Permeability of asthenospheric mantle and melt extraction rates at mid-ocean ridges

Abstract

Magmatic production on Earth is dominated by asthenospheric melts of basaltic composition that have mostly erupted at mid-ocean ridges. The timescale for segregation and transport of these melts, which are ultimately responsible for formation of the Earth's crust, is critically dependent on the permeability of the partly molten asthenospheric mantle, yet this permeability is known mainly from semi-empirical and analogue models. Here we use a high-pressure, high-temperature centrifuge, at accelerations of 400g-700g, to measure the rate of basalt melt flow in olivine aggregates with porosities of 5-12 per cent.
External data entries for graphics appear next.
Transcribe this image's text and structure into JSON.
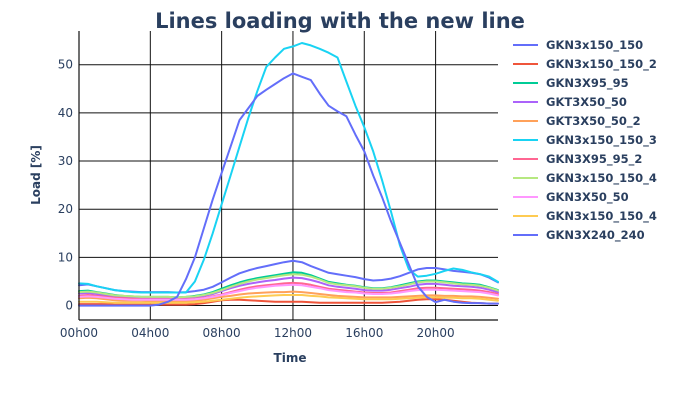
{
  "chart_data": {
    "type": "line",
    "title": "Lines loading with the new line",
    "xlabel": "Time",
    "ylabel": "Load [%]",
    "xlim": [
      0,
      23.5
    ],
    "ylim": [
      -3,
      57
    ],
    "x_ticks": [
      0,
      4,
      8,
      12,
      16,
      20
    ],
    "x_tick_labels": [
      "00h00",
      "04h00",
      "08h00",
      "12h00",
      "16h00",
      "20h00"
    ],
    "y_ticks": [
      0,
      10,
      20,
      30,
      40,
      50
    ],
    "y_tick_labels": [
      "0",
      "10",
      "20",
      "30",
      "40",
      "50"
    ],
    "grid": true,
    "legend_position": "right",
    "x": [
      0,
      0.5,
      1,
      1.5,
      2,
      2.5,
      3,
      3.5,
      4,
      4.5,
      5,
      5.5,
      6,
      6.5,
      7,
      7.5,
      8,
      8.5,
      9,
      9.5,
      10,
      10.5,
      11,
      11.5,
      12,
      12.5,
      13,
      13.5,
      14,
      14.5,
      15,
      15.5,
      16,
      16.5,
      17,
      17.5,
      18,
      18.5,
      19,
      19.5,
      20,
      20.5,
      21,
      21.5,
      22,
      22.5,
      23,
      23.5
    ],
    "series": [
      {
        "name": "GKN3x150_150",
        "color": "#636efa",
        "values": [
          4.2,
          4.4,
          4.0,
          3.6,
          3.2,
          3.0,
          2.9,
          2.8,
          2.8,
          2.8,
          2.8,
          2.7,
          2.8,
          3.0,
          3.3,
          3.9,
          4.8,
          5.8,
          6.7,
          7.3,
          7.8,
          8.2,
          8.6,
          9.0,
          9.3,
          9.0,
          8.2,
          7.5,
          6.8,
          6.5,
          6.2,
          5.9,
          5.5,
          5.2,
          5.3,
          5.6,
          6.1,
          6.8,
          7.5,
          7.8,
          7.8,
          7.5,
          7.2,
          7.0,
          6.8,
          6.5,
          5.8,
          4.8
        ]
      },
      {
        "name": "GKN3x150_150_2",
        "color": "#ef553b",
        "values": [
          0.3,
          0.3,
          0.3,
          0.3,
          0.2,
          0.2,
          0.2,
          0.2,
          0.2,
          0.2,
          0.2,
          0.2,
          0.2,
          0.3,
          0.5,
          0.8,
          1.1,
          1.2,
          1.2,
          1.1,
          1.0,
          0.9,
          0.8,
          0.8,
          0.8,
          0.8,
          0.7,
          0.6,
          0.6,
          0.6,
          0.6,
          0.6,
          0.6,
          0.6,
          0.6,
          0.7,
          0.8,
          1.0,
          1.2,
          1.3,
          1.3,
          1.2,
          1.0,
          0.8,
          0.6,
          0.5,
          0.4,
          0.4
        ]
      },
      {
        "name": "GKN3X95_95",
        "color": "#00cc96",
        "values": [
          3.0,
          3.1,
          2.8,
          2.5,
          2.2,
          2.0,
          1.9,
          1.8,
          1.8,
          1.8,
          1.8,
          1.7,
          1.8,
          2.0,
          2.3,
          2.8,
          3.5,
          4.2,
          4.8,
          5.3,
          5.7,
          6.0,
          6.3,
          6.6,
          6.9,
          6.8,
          6.3,
          5.6,
          4.9,
          4.6,
          4.3,
          4.1,
          3.8,
          3.6,
          3.6,
          3.8,
          4.2,
          4.6,
          5.0,
          5.2,
          5.2,
          5.0,
          4.8,
          4.6,
          4.5,
          4.3,
          3.8,
          3.2
        ]
      },
      {
        "name": "GKT3X50_50",
        "color": "#ab63fa",
        "values": [
          2.5,
          2.6,
          2.4,
          2.1,
          1.9,
          1.7,
          1.6,
          1.5,
          1.5,
          1.5,
          1.5,
          1.5,
          1.5,
          1.7,
          2.0,
          2.4,
          3.0,
          3.6,
          4.1,
          4.5,
          4.8,
          5.1,
          5.3,
          5.6,
          5.8,
          5.7,
          5.3,
          4.8,
          4.2,
          3.9,
          3.7,
          3.5,
          3.2,
          3.1,
          3.1,
          3.3,
          3.6,
          3.9,
          4.3,
          4.5,
          4.5,
          4.3,
          4.1,
          4.0,
          3.9,
          3.7,
          3.3,
          2.8
        ]
      },
      {
        "name": "GKT3X50_50_2",
        "color": "#ffa15a",
        "values": [
          1.5,
          1.6,
          1.5,
          1.3,
          1.1,
          1.0,
          1.0,
          1.0,
          0.9,
          0.9,
          0.9,
          0.9,
          0.9,
          1.0,
          1.2,
          1.5,
          1.8,
          2.0,
          2.3,
          2.5,
          2.6,
          2.7,
          2.8,
          2.8,
          2.9,
          2.8,
          2.6,
          2.4,
          2.2,
          2.0,
          1.9,
          1.8,
          1.7,
          1.7,
          1.7,
          1.7,
          1.8,
          1.9,
          2.0,
          2.1,
          2.1,
          2.0,
          2.0,
          1.9,
          1.9,
          1.8,
          1.6,
          1.4
        ]
      },
      {
        "name": "GKN3x150_150_3",
        "color": "#19d3f3",
        "values": [
          4.6,
          4.5,
          4.0,
          3.6,
          3.2,
          3.0,
          2.8,
          2.7,
          2.7,
          2.7,
          2.7,
          2.7,
          2.7,
          5.0,
          9.5,
          15.0,
          21.0,
          27.0,
          33.0,
          39.0,
          44.5,
          49.5,
          51.5,
          53.3,
          53.8,
          54.5,
          54.0,
          53.3,
          52.5,
          51.5,
          46.5,
          41.5,
          37.0,
          32.0,
          26.0,
          19.5,
          12.5,
          7.5,
          6.0,
          6.2,
          6.6,
          7.2,
          7.7,
          7.4,
          6.9,
          6.5,
          6.0,
          4.9
        ]
      },
      {
        "name": "GKN3X95_95_2",
        "color": "#ff6692",
        "values": [
          2.0,
          2.2,
          2.0,
          1.8,
          1.6,
          1.5,
          1.4,
          1.3,
          1.3,
          1.3,
          1.3,
          1.3,
          1.3,
          1.4,
          1.6,
          1.9,
          2.3,
          2.8,
          3.3,
          3.7,
          4.0,
          4.2,
          4.4,
          4.6,
          4.7,
          4.6,
          4.3,
          3.9,
          3.5,
          3.3,
          3.1,
          2.9,
          2.7,
          2.6,
          2.6,
          2.7,
          3.0,
          3.3,
          3.6,
          3.7,
          3.7,
          3.6,
          3.5,
          3.4,
          3.3,
          3.1,
          2.8,
          2.4
        ]
      },
      {
        "name": "GKN3x150_150_4",
        "color": "#b6e880",
        "values": [
          2.8,
          2.9,
          2.7,
          2.4,
          2.1,
          2.0,
          1.9,
          1.8,
          1.8,
          1.8,
          1.8,
          1.7,
          1.8,
          1.9,
          2.2,
          2.6,
          3.2,
          3.9,
          4.5,
          5.0,
          5.4,
          5.7,
          6.0,
          6.3,
          6.5,
          6.4,
          6.0,
          5.4,
          4.7,
          4.4,
          4.2,
          4.0,
          3.7,
          3.5,
          3.5,
          3.7,
          4.0,
          4.4,
          4.8,
          5.0,
          5.0,
          4.8,
          4.6,
          4.4,
          4.3,
          4.1,
          3.7,
          3.1
        ]
      },
      {
        "name": "GKN3X50_50",
        "color": "#ff97ff",
        "values": [
          1.8,
          1.9,
          1.8,
          1.6,
          1.4,
          1.3,
          1.2,
          1.2,
          1.2,
          1.2,
          1.2,
          1.2,
          1.2,
          1.3,
          1.5,
          1.8,
          2.2,
          2.6,
          3.0,
          3.4,
          3.7,
          3.9,
          4.1,
          4.2,
          4.3,
          4.2,
          3.9,
          3.6,
          3.2,
          3.0,
          2.8,
          2.7,
          2.5,
          2.4,
          2.4,
          2.5,
          2.7,
          3.0,
          3.2,
          3.3,
          3.3,
          3.2,
          3.1,
          3.0,
          2.9,
          2.8,
          2.5,
          2.1
        ]
      },
      {
        "name": "GKN3x150_150_4",
        "color": "#fecb52",
        "values": [
          0.8,
          0.8,
          0.8,
          0.7,
          0.6,
          0.6,
          0.6,
          0.6,
          0.6,
          0.6,
          0.6,
          0.6,
          0.6,
          0.7,
          0.8,
          1.0,
          1.2,
          1.4,
          1.6,
          1.8,
          1.9,
          2.0,
          2.1,
          2.2,
          2.2,
          2.2,
          2.0,
          1.9,
          1.7,
          1.6,
          1.5,
          1.4,
          1.3,
          1.3,
          1.3,
          1.3,
          1.4,
          1.5,
          1.6,
          1.7,
          1.7,
          1.6,
          1.6,
          1.5,
          1.5,
          1.4,
          1.2,
          1.0
        ]
      },
      {
        "name": "GKN3X240_240",
        "color": "#636efa",
        "values": [
          0.0,
          0.0,
          0.0,
          0.0,
          0.0,
          0.0,
          0.0,
          0.0,
          0.0,
          0.2,
          0.8,
          1.8,
          5.5,
          10.0,
          16.0,
          22.0,
          27.5,
          33.0,
          38.5,
          41.0,
          43.5,
          44.8,
          46.0,
          47.2,
          48.2,
          47.5,
          46.8,
          44.0,
          41.5,
          40.3,
          39.3,
          35.5,
          32.0,
          27.0,
          22.5,
          17.5,
          13.0,
          8.5,
          4.0,
          1.8,
          0.7,
          1.2,
          0.8,
          0.6,
          0.5,
          0.5,
          0.4,
          0.4
        ]
      }
    ]
  }
}
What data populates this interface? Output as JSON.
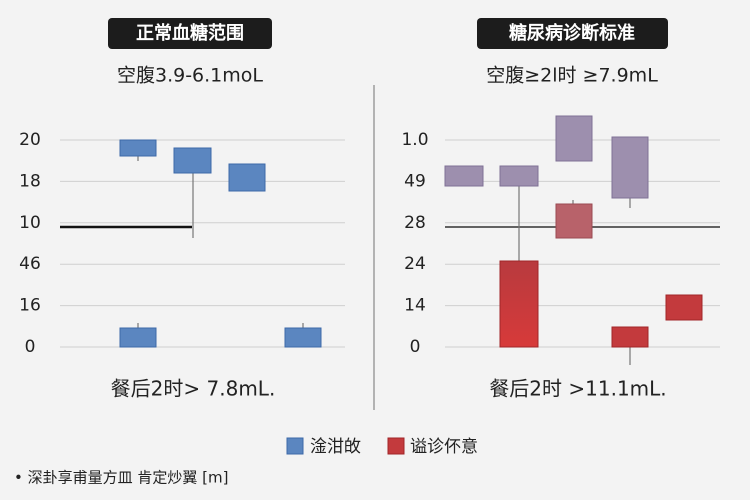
{
  "panels": [
    {
      "title": "正常血糖范围",
      "subtitle": "空腹3.9-6.1moL",
      "tick_labels": [
        "20",
        "18",
        "10",
        "46",
        "16",
        "0"
      ],
      "footer": "餐后2时> 7.8mL."
    },
    {
      "title": "糖尿病诊断标准",
      "subtitle": "空腹≥2l时 ≥7.9mL",
      "tick_labels": [
        "1.0",
        "49",
        "28",
        "24",
        "14",
        "0"
      ],
      "footer": "餐后2时 >11.1mL."
    }
  ],
  "legend": [
    "淦泔敀",
    "谥诊伓意"
  ],
  "note": "• 深卦享甫量方皿 肯定炒翼 [m]"
}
The resulting permeabilities are consistent with a microscopic model in which melt is completely connected, and are one to two orders of magnitude larger than predicted by current parameterizations. Extrapolation of the measurements to conditions characteristic of asthenosphere below mid-ocean ridges yields proportionally higher transport speeds. Application of these results in a model of porous-media channelling instabilities yields melt transport times of approximately 1-2.5 kyr across the entire asthenosphere, which is sufficient to preserve the observed (230)Th excess of mid-ocean-ridge basalts and the mantle signatures of even shorter-lived isotopes such as (226)Ra (refs 5,11-14).